Денис Луженский - Воин вереска
И обоз начал долгий подъём на обрывистый правый берег. Впрочем, самое высокое место успели-таки перевалить, темнота застала их уже при спуске в низину.
— Там ниже — Тщерь, — пояснил Рэлеку возница — светловолосый молодой детина, носящий то ли имечко, то ли прозвище Осинко. — Как пора жаркая — ручьишко малый, а по весне — ой-ёй! Сущая морока! Ни объехать её, проклятую, ни вброд перейти. Тем годом, веришь, нет, дядька мой утоп. Троюродный. Эх, добрый был мужи-и-ик…
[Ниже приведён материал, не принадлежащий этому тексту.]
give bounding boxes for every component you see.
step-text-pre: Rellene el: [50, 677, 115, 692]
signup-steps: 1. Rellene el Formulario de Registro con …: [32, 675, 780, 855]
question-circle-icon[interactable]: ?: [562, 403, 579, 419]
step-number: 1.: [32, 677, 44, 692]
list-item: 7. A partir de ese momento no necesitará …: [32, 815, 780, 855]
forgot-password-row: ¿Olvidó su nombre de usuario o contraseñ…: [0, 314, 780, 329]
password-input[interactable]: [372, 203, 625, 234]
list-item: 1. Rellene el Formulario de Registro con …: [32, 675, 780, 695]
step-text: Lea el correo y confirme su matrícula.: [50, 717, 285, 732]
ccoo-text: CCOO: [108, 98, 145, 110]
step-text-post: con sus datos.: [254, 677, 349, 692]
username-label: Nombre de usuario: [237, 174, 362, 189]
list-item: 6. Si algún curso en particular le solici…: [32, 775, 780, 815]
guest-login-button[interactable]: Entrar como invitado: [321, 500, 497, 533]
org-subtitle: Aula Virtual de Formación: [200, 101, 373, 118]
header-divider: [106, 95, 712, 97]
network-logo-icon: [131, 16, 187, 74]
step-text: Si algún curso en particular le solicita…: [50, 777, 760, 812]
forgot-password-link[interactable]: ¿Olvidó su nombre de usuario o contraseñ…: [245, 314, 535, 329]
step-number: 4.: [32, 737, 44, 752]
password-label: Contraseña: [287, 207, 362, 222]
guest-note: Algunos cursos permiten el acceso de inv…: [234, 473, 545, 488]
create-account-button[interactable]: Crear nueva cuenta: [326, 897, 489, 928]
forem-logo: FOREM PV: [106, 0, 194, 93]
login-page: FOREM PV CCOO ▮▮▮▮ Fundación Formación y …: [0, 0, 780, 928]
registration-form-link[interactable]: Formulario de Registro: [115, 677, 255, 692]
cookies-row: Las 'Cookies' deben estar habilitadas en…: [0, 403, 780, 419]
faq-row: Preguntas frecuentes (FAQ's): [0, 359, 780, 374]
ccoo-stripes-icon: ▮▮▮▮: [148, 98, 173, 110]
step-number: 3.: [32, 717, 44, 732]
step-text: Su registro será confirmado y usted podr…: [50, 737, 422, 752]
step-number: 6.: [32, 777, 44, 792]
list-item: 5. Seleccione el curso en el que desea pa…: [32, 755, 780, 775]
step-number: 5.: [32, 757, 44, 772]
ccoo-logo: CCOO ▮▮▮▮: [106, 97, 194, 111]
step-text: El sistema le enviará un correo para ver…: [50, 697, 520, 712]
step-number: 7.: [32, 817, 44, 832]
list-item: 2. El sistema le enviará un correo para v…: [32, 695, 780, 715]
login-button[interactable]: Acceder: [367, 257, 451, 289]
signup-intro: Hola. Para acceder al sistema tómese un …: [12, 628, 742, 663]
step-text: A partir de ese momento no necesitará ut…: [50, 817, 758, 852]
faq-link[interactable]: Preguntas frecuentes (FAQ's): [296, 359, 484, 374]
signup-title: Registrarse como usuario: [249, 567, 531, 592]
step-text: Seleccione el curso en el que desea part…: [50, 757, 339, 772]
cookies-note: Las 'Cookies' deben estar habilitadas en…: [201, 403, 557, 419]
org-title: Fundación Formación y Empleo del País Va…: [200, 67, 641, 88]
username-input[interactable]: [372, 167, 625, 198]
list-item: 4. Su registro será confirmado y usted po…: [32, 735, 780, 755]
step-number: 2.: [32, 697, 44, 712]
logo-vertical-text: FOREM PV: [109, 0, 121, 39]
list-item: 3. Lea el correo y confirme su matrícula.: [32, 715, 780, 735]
Рэлек слушал словоохотливого паренька вполслуха, изредка кивая невпопад. Тот не обижался, ему, видать, довольно было и того, что слушатель не велит умолкнуть, позволяя всласть потрепать языком. Изредка, впрочем, Рэлек и в самом деле прислушивался к осинкиной болтовне. Так, между делом он узнал, что Дмирт — приказчик и доверенный человек большого глетского купца Радмица, заведует лавкой в Тобурге и частенько мотается с товарами в Глет и обратно. В этот раз сопровождают его сынок Видка, двое младших двоюродных братьев и трое наёмных работников из особо надёжных и проверенных. Как-никак, груз нынче… На этом месте Осинко спохватился, что чуть не сболтнул лишнего, поперхнулся и с полчаса испуганно молчал, но потом разговорился снова. Рэлеку на секреты дмиртова груза было наплевать. Под плотными рогожами на телегах угадывались тяжелые мешки и, кажется, несколько объёмистых бочонков. Значит, что-то сыпучее везут и что-то жидкое… зерно и пиво? Вряд ли, конечно. Ради таких товаров особо секретничать никто не станет. Но ему-то, Рэлеку, что за дело до чужих мешков и бочонков? Да никакого нет дела. А раз дела нет, то и голову ломать бесполезно.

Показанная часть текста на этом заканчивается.